Visualising Energy Usage with Streamlit
In this tutorial, we build a simple interactive dashboard using Streamlit to visualise the collected data in real time.
This allows you to:
Monitor energy usage as you interact with agents
Compare models and agents
Explore usage over time
Inspect raw datapoints
Prerequisites
Make sure you have installed:
streamlitplotlypandas
You should also already have:
A working agent setup (see “Using Jamanota with Multi-Agent Setup” tutorial). In this example we import it from a
sample_agentsfile previously created from the multi-agent tutorial, but you can use your ownA shared
jamanota.middleware.EnergyMiddlewareinstance (tracker)
Overview
The dashboard consists of two main parts:
Chat interface (main panel)
Send prompts to the agent
Display responses
Energy dashboard (sidebar)
Aggregate metrics (energy, CO₂, tokens)
Charts grouped by model or agent
Raw datapoint inspection
Basic Streamlit App Structure
We start by setting up a simple chat interface:
import streamlit as st
from sample_agents import main_agent, tracker
st.title("Agent chat")
if "messages" not in st.session_state:
st.session_state.messages = []
for msg in st.session_state.messages:
with st.chat_message(msg["role"]):
st.write(msg["content"])
st.session_statestores conversation history.This allows the UI to persist messages across interactions.
Sending a Prompt
We use Streamlit’s chat input to send messages to the agent:
prompt = st.chat_input("Ask something…")
if prompt:
st.session_state.messages.append({"role": "user", "content": prompt})
response = main_agent.invoke(
{"messages": [{"role": "user", "content": prompt}]}
)
answer = response["messages"][-1].content
st.session_state.messages.append(
{"role": "assistant", "content": answer}
)
Each prompt triggers the full agent pipeline.
Because all agents use
EnergyMiddleware, every call is tracked automatically.
Accessing Collected Data
At any point, we can retrieve the tracked data:
report = tracker.get_report()
This returns a list of jamanota.models.EnergyDataPoint objects, each representing
a single model call.
Filtering Data
To explore recent activity, we allow filtering:
filter_by = st.radio("Filter by", ["prompts", "hours"])
if filter_by == "prompts":
n = st.slider("Last N prompts", 1, tracker.get_prompt_count(), 5)
filter_kwargs = {"last_n_prompts": n}
else:
n = st.slider("Last N hours", 1, 24, 1)
filter_kwargs = {"last_n_hours": n}
This enables analysis of recent usage patterns.
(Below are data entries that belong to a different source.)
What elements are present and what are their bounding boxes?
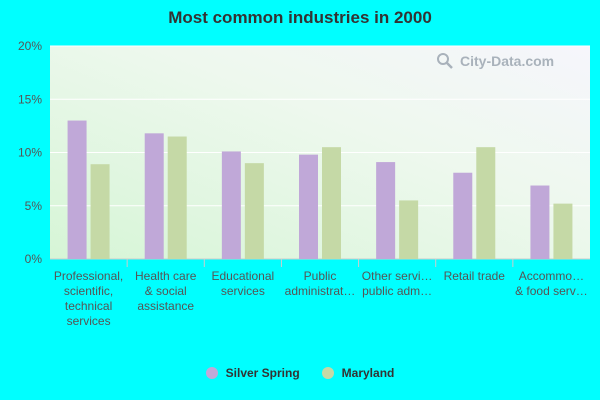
magnifier-icon — [437, 53, 453, 69]
x-category-label: Retail trade — [444, 269, 506, 283]
bar-silver-spring[interactable] — [221, 151, 241, 259]
bar-silver-spring[interactable] — [530, 185, 550, 259]
legend-label-maryland: Maryland — [341, 366, 395, 380]
x-category-label: Professional, — [54, 269, 123, 283]
legend-label-silver-spring: Silver Spring — [225, 366, 300, 380]
x-category-label: & food serv… — [515, 284, 588, 298]
y-tick-label: 20% — [18, 39, 42, 53]
watermark-text: City-Data.com — [460, 53, 555, 69]
y-tick-label: 0% — [25, 252, 43, 266]
legend-item-maryland[interactable]: Maryland — [321, 366, 395, 380]
x-category-label: services — [67, 314, 111, 328]
x-category-label: Health care — [135, 269, 197, 283]
x-category-label: Other servi… — [362, 269, 433, 283]
y-tick-label: 15% — [18, 92, 42, 106]
x-category-label: services — [221, 284, 265, 298]
bar-maryland[interactable] — [244, 163, 264, 259]
x-category-label: Accommo… — [519, 269, 584, 283]
watermark: City-Data.com — [436, 52, 554, 70]
bar-silver-spring[interactable] — [299, 154, 318, 259]
y-tick-label: 5% — [25, 199, 43, 213]
bar-maryland[interactable] — [553, 203, 573, 259]
chart-title: Most common industries in 2000 — [168, 8, 432, 27]
x-category-label: technical — [65, 299, 112, 313]
legend-swatch-silver-spring — [205, 367, 218, 379]
x-category-label: & social — [145, 284, 187, 298]
legend-swatch-maryland — [321, 367, 334, 379]
bar-maryland[interactable] — [322, 147, 341, 259]
bar-maryland[interactable] — [476, 147, 496, 259]
x-category-label: scientific, — [64, 284, 113, 298]
bar-maryland[interactable] — [167, 136, 187, 259]
bar-silver-spring[interactable] — [376, 162, 396, 259]
bar-silver-spring[interactable] — [453, 172, 473, 259]
x-category-label: assistance — [137, 299, 194, 313]
bar-silver-spring[interactable] — [144, 133, 164, 259]
x-category-label: Public — [304, 269, 337, 283]
y-tick-label: 10% — [18, 146, 42, 160]
bar-maryland[interactable] — [90, 164, 110, 259]
bar-maryland[interactable] — [399, 200, 419, 259]
x-category-label: Educational — [211, 269, 274, 283]
legend-item-silver-spring[interactable]: Silver Spring — [205, 366, 300, 380]
x-category-label: administrat… — [285, 284, 356, 298]
bar-silver-spring[interactable] — [67, 120, 87, 259]
x-category-label: public adm… — [362, 284, 432, 298]
legend: Silver Spring Maryland — [0, 366, 600, 380]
Filtering is applied before aggregation.
Visualising Data
We can aggregate datapoints and visualise them using Plotly:
summaries = tracker.get_summary(group_by="model_name", **filter_kwargs)
import pandas as pd
import plotly.express as px
df = pd.DataFrame([s.model_dump() for s in summaries])
fig = px.bar(df, x="name", y="total_energy_joule")
st.plotly_chart(fig)
get_summarygroups datapoints (e.g. by model or agent).Plotly provides interactive charts for exploration.
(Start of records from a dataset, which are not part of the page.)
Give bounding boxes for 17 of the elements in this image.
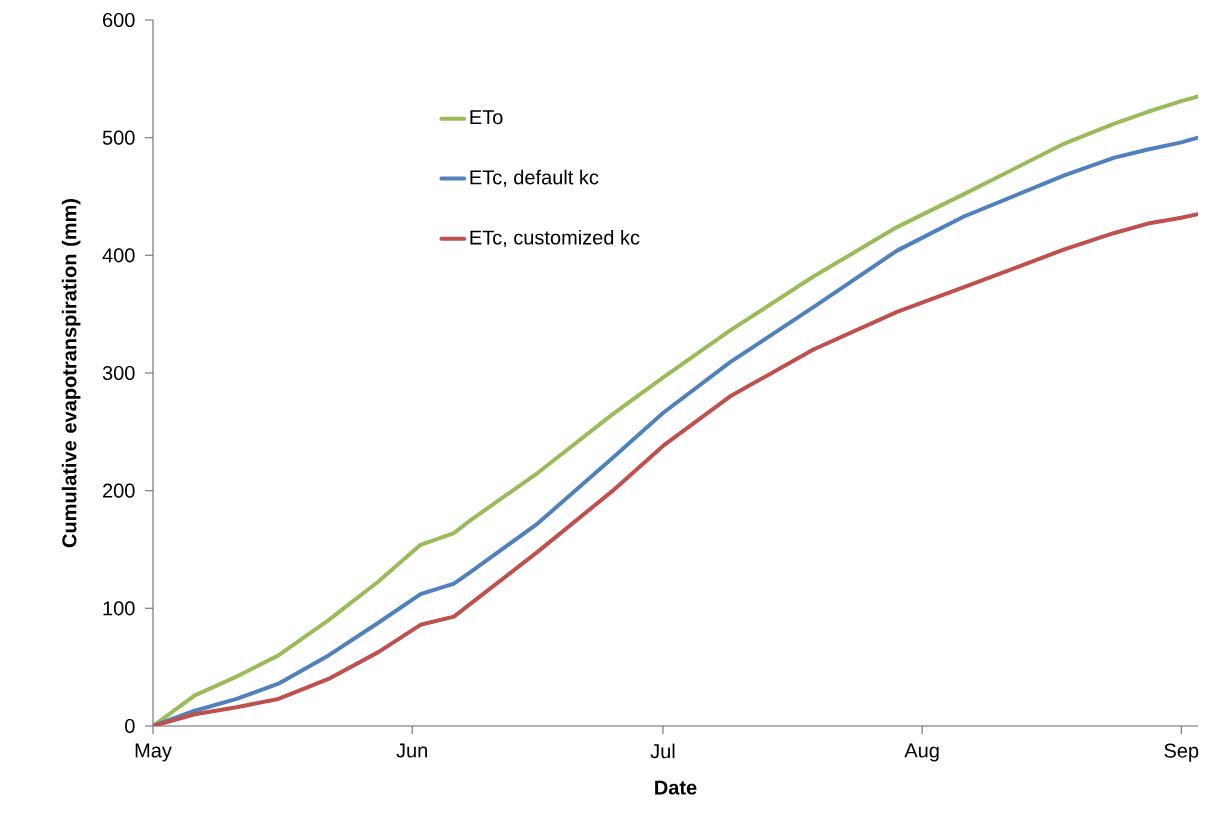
y-tick-label: 400 [102,248,135,263]
y-tick-label: 500 [102,130,135,145]
legend-label: ETc, customized kc [470,229,640,247]
x-axis-title: Date [655,780,697,795]
x-tick-label: Jun [396,743,427,758]
x-tick-label: Sep [1164,743,1199,762]
y-tick-label: 300 [102,365,135,381]
y-tick-label: 0 [125,718,135,734]
y-tick-label: 100 [103,601,135,616]
x-tick-label: Aug [904,743,939,762]
y-axis-title: Cumulative evapotranspiration (mm) [61,198,81,548]
x-tick-label: May [135,743,172,762]
legend-label: ETo [470,110,503,125]
x-tick-label: Jul [650,743,675,759]
legend-label: ETc, default kc [470,169,599,187]
y-tick-label: 200 [103,483,135,498]
y-tick-label: 600 [103,12,135,28]
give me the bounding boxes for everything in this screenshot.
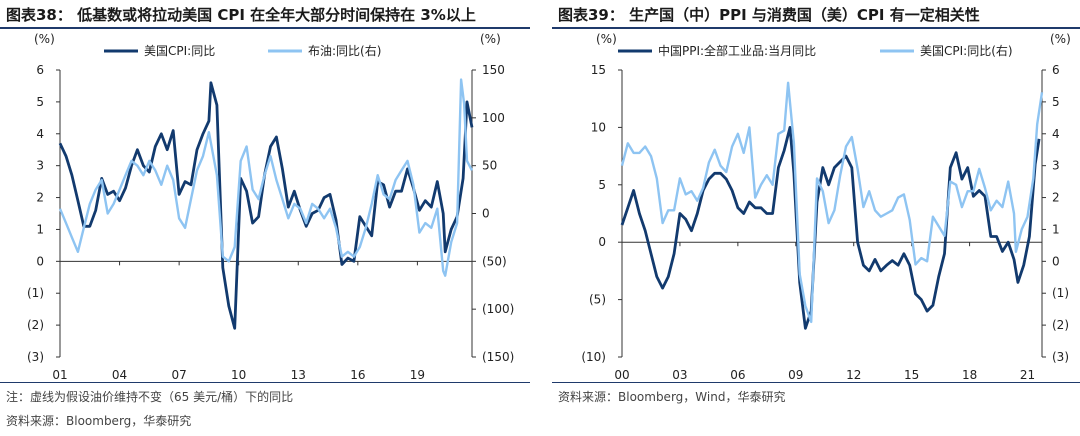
right-y-tick-label: 2 — [1052, 191, 1060, 205]
right-y-tick-label: (3) — [1052, 350, 1069, 364]
legend-label: 布油:同比(右) — [308, 43, 381, 58]
left-chart-title: 图表38： 低基数或将拉动美国 CPI 在全年大部分时间保持在 3%以上 — [6, 6, 476, 24]
right-y-tick-label: 5 — [1052, 95, 1060, 109]
right-title-rule — [552, 27, 1080, 29]
right-y-tick-label: 3 — [1052, 159, 1060, 173]
x-tick-label: 16 — [350, 368, 365, 382]
x-tick-label: 01 — [52, 368, 67, 382]
right-y-tick-label: 50 — [482, 159, 497, 173]
right-bottom-rule — [552, 382, 1080, 383]
legend-label: 美国CPI:同比(右) — [920, 43, 1013, 58]
x-tick-label: 12 — [846, 368, 861, 382]
series-line-primary — [620, 126, 1041, 330]
left-y-tick-label: 15 — [591, 63, 606, 77]
left-y-tick-label: 5 — [36, 95, 44, 109]
left-y-tick-label: (2) — [27, 318, 44, 332]
left-y-tick-label: 4 — [36, 127, 44, 141]
left-chart-panel: 图表38： 低基数或将拉动美国 CPI 在全年大部分时间保持在 3%以上 6 5 4… — [0, 0, 530, 436]
left-unit-label: (%) — [596, 32, 617, 46]
right-y-tick-label: 0 — [482, 207, 490, 221]
left-y-tick-label: 2 — [36, 191, 44, 205]
left-y-tick-label: 3 — [36, 159, 44, 173]
x-tick-label: 19 — [410, 368, 425, 382]
x-tick-label: 18 — [962, 368, 977, 382]
right-y-tick-label: 1 — [1052, 222, 1060, 236]
left-y-tick-label: 1 — [36, 222, 44, 236]
left-y-tick-label: 10 — [591, 120, 606, 134]
right-y-tick-label: (50) — [482, 254, 507, 268]
left-title-rule — [0, 27, 530, 29]
right-unit-label: (%) — [480, 32, 501, 46]
right-chart-panel: 图表39： 生产国（中）PPI 与消费国（美）CPI 有一定相关性 15 10 5 0… — [552, 0, 1080, 436]
right-y-tick-label: (100) — [482, 302, 514, 316]
x-tick-label: 15 — [904, 368, 919, 382]
left-chart-svg: 6543210(1)(2)(3)150100500(50)(100)(150)(… — [27, 32, 514, 382]
left-bottom-rule — [0, 382, 530, 383]
x-tick-label: 06 — [730, 368, 745, 382]
left-y-tick-label: 5 — [598, 178, 606, 192]
right-y-tick-label: 4 — [1052, 127, 1060, 141]
right-chart-title: 图表39： 生产国（中）PPI 与消费国（美）CPI 有一定相关性 — [558, 6, 980, 24]
x-tick-label: 13 — [291, 368, 306, 382]
right-unit-label: (%) — [1050, 32, 1071, 46]
x-tick-label: 03 — [672, 368, 687, 382]
right-y-tick-label: 0 — [1052, 254, 1060, 268]
left-unit-label: (%) — [34, 32, 55, 46]
right-y-tick-label: 6 — [1052, 63, 1060, 77]
right-y-tick-label: (2) — [1052, 318, 1069, 332]
left-chart-note: 注：虚线为假设油价维持不变（65 美元/桶）下的同比 — [6, 390, 294, 404]
left-y-tick-label: 6 — [36, 63, 44, 77]
left-y-tick-label: 0 — [598, 235, 606, 249]
series-line-secondary — [620, 81, 1044, 324]
series-line-primary — [58, 81, 474, 330]
left-y-tick-label: 0 — [36, 254, 44, 268]
legend-label: 中国PPI:全部工业品:当月同比 — [658, 43, 816, 58]
left-chart-source: 资料来源：Bloomberg，华泰研究 — [6, 414, 192, 428]
right-y-tick-label: (1) — [1052, 286, 1069, 300]
x-tick-label: 00 — [614, 368, 629, 382]
x-tick-label: 07 — [171, 368, 186, 382]
left-y-tick-label: (5) — [589, 293, 606, 307]
left-y-tick-label: (3) — [27, 350, 44, 364]
x-tick-label: 21 — [1020, 368, 1035, 382]
legend-label: 美国CPI:同比 — [144, 44, 215, 58]
x-tick-label: 09 — [788, 368, 803, 382]
left-y-tick-label: (10) — [581, 350, 606, 364]
right-y-tick-label: (150) — [482, 350, 514, 364]
right-y-tick-label: 150 — [482, 63, 505, 77]
left-y-tick-label: (1) — [27, 286, 44, 300]
x-tick-label: 10 — [231, 368, 246, 382]
series-line-secondary — [58, 78, 474, 277]
right-y-tick-label: 100 — [482, 111, 505, 125]
right-chart-source: 资料来源：Bloomberg，Wind，华泰研究 — [558, 390, 786, 404]
x-tick-label: 04 — [112, 368, 127, 382]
Comparing Models and Agents
We can create tabs to compare different groupings:
tab1, tab2 = st.tabs(["By model", "By agent"])
with tab1:
summaries = tracker.get_summary(group_by="model_name")
...
with tab2:
summaries = tracker.get_summary(group_by="agent_name")
...
This helps identify which models or agents are most expensive.
Inspecting Raw Data
For debugging and deeper inspection:
st.dataframe([
{
"time": dp.timestamp,
"agent": dp.agent_name,
"model": dp.model_name,
"energy": dp.estimated_energy_joule,
"tokens_in": dp.input_token_count,
"tokens_out": dp.output_token_count,
}
for dp in report
])
This gives full visibility into individual calls.
Running the App
Save the script (e.g. app.py) and run:
streamlit run app.py
Then open the provided local URL in your browser.